Aumenta il bollo auto: una sgradita sorpresa per gli automobilisti e per coloro che hanno dato fiducia a Renzi,come riporta oggi “Il Giornale”. Il rincaro del bollo auto per il 2015 è previsto infatti nella misura del 12 per cento. 

E’ uno dei provvedimenti contenuti nei 26 articoli che compongono la bozza sulla riforma della Pubblica amministrazione voluto dal Governo Renzi e promossa dal ministro Marianna Madia. L’aumento del bollo sarà sensibile.

In dettaglio: Il decreto sulla riforma della Pubblica Amministrazione contiene anche una sgradita sorpresa per gli automobilisti. Nel 2015 il bollo potrà aumentare del 12%.

Lo prevede l’articolo 15 della bozza di decreto presentata dal ministro Marianna Madia. Viene indicata l’istituzione dell’archivio unico per la gestione di un documento unico (riassume di dati di libretto di circolazione e certificato di proprietà) dell’auto.

In dettaglio, il Pra è destinato a passare dall’Aci sotto la vigilanza del ministero delle Infrastrutture. Lo stesso articolo specifica che gli importi annuali delle tasse automobilistiche potranno aumentare, per il solo 2015, fino ad un massimo del 12 per cento.

Sebbene sia una tassa di proprietà che quindi dovrebbe essere versata da tutti coloro siano in possesso di un autoveicolo e motoveicolo, ricordiamo che esistono dei casi particolari che consentono ad alcuni soggetti di non pagare il bollo auto. Tali esenzioni riguardano sostanzialmente la tipologia del veicolo, la regione di appartenenza e se si rientra o meno in una categoria protetta.

L’ACI, prevede dunque delle esenzioni che vediamo descritte qui di seguito:

Esenzione bollo veicoli elettrici: per tutti i veicoli elettrici non si pagherà il bollo per i primi cinque anni dopo l’immatricolazione del mezzo.

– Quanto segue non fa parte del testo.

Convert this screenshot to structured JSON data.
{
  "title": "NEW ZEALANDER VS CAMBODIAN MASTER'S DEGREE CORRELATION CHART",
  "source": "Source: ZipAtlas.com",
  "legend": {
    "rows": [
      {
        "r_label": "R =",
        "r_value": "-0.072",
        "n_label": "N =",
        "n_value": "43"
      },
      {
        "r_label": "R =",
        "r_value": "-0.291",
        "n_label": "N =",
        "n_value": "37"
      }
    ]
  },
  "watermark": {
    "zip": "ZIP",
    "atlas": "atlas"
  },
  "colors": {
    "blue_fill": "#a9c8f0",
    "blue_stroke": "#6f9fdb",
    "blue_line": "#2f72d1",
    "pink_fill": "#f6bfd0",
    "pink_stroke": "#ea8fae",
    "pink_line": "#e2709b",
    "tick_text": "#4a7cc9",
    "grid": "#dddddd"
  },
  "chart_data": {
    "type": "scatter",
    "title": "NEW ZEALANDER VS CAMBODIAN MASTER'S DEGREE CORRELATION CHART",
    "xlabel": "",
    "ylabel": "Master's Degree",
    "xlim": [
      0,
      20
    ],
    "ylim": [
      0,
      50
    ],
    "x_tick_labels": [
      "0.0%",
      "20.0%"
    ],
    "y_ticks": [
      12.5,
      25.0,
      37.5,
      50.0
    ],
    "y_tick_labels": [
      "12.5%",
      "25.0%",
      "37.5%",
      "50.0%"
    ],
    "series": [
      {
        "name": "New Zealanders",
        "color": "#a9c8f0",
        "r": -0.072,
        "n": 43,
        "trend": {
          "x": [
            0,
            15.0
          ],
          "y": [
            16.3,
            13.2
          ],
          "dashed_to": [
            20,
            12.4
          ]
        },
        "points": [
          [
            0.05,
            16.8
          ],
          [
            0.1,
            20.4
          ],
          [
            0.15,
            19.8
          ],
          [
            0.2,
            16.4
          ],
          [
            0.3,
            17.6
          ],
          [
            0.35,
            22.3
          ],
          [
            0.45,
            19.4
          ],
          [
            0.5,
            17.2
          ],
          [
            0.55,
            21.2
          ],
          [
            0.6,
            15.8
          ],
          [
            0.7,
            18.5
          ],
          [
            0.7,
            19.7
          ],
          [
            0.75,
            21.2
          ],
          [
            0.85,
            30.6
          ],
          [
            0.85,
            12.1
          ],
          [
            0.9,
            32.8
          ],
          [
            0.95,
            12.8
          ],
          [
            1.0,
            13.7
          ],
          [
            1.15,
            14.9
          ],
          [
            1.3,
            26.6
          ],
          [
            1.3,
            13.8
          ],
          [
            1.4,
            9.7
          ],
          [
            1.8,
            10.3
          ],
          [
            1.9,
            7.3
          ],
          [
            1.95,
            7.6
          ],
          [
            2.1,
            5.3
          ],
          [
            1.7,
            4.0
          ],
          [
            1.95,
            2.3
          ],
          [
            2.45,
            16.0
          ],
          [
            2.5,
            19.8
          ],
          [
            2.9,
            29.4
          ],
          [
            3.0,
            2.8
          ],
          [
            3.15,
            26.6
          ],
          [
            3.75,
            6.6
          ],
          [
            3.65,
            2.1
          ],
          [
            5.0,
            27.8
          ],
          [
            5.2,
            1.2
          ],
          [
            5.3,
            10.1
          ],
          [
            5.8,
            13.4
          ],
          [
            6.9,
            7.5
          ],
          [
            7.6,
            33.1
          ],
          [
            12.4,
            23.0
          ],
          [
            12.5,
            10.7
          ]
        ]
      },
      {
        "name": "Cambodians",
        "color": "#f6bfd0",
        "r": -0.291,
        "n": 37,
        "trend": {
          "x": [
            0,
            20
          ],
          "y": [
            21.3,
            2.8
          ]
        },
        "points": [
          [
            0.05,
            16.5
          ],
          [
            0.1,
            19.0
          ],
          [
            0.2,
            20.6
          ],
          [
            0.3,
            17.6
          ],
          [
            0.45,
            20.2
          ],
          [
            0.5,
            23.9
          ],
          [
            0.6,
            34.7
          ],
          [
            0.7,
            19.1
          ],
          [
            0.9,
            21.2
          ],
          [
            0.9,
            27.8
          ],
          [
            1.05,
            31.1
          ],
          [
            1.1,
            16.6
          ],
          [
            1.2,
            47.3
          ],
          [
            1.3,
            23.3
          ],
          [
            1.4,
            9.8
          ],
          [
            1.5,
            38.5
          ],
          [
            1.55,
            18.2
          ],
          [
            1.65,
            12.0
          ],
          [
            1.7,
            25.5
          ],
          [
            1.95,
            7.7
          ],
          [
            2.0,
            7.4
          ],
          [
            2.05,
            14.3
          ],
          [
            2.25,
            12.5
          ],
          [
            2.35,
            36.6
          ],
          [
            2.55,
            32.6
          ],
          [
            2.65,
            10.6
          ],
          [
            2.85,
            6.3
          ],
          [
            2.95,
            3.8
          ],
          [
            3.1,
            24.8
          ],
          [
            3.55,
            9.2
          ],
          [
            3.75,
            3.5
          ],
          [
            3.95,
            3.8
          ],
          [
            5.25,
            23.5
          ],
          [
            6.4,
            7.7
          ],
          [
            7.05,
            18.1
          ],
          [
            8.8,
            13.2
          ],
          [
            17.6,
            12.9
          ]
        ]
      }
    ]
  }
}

Dopo il quinto anno si pagherà soltanto un quarto del bollo auto normale.

Riduzione bollo per auto GPL E METANO: qualora tali veicoli rispettassero le normative CEE sulle emissioni inquinanti, pagheranno un bollo pari al 25% dell’equivalente a benzina.

Esenzione bollo per auto ibride: per tali veicoli, per i primi tre anni dopo l’immatricolazione non ci sarà da pagare il bollo, ma soltanto nelle regioni Lombardia, Veneto, Lazio, Campania e Puglia.

Esenzione bollo per auto storiche: per questo tipo di auto bisogna considerare la Regione di appartenenza come targa e da quanto tempo l’auto è stata immatricolata, ovvero a seconda delle Regioni se sono trascorsi più di 20 o 30 anni.

Esenzione bollo per auto di portatori di handicap: per gli invalidi e disabili non è previsto il pagamento di nessun tipo di bollo, e l’esenzione vale per autovetture, autoveicoli per trasporto promiscuo, autoveicoli per trasporti specifici, motocarrozzette, motoveicoli per trasporto promiscuo, motoveicoli per trasporti specifici, con limitazione di cilindrata fino a 2000 cc per i veicoli a benzina e fino a 2800 cc per i veicoli diesel, purchè siano condotti dal disabile stesso o utilizzati per l’accompagnamento e guidati da altre persone.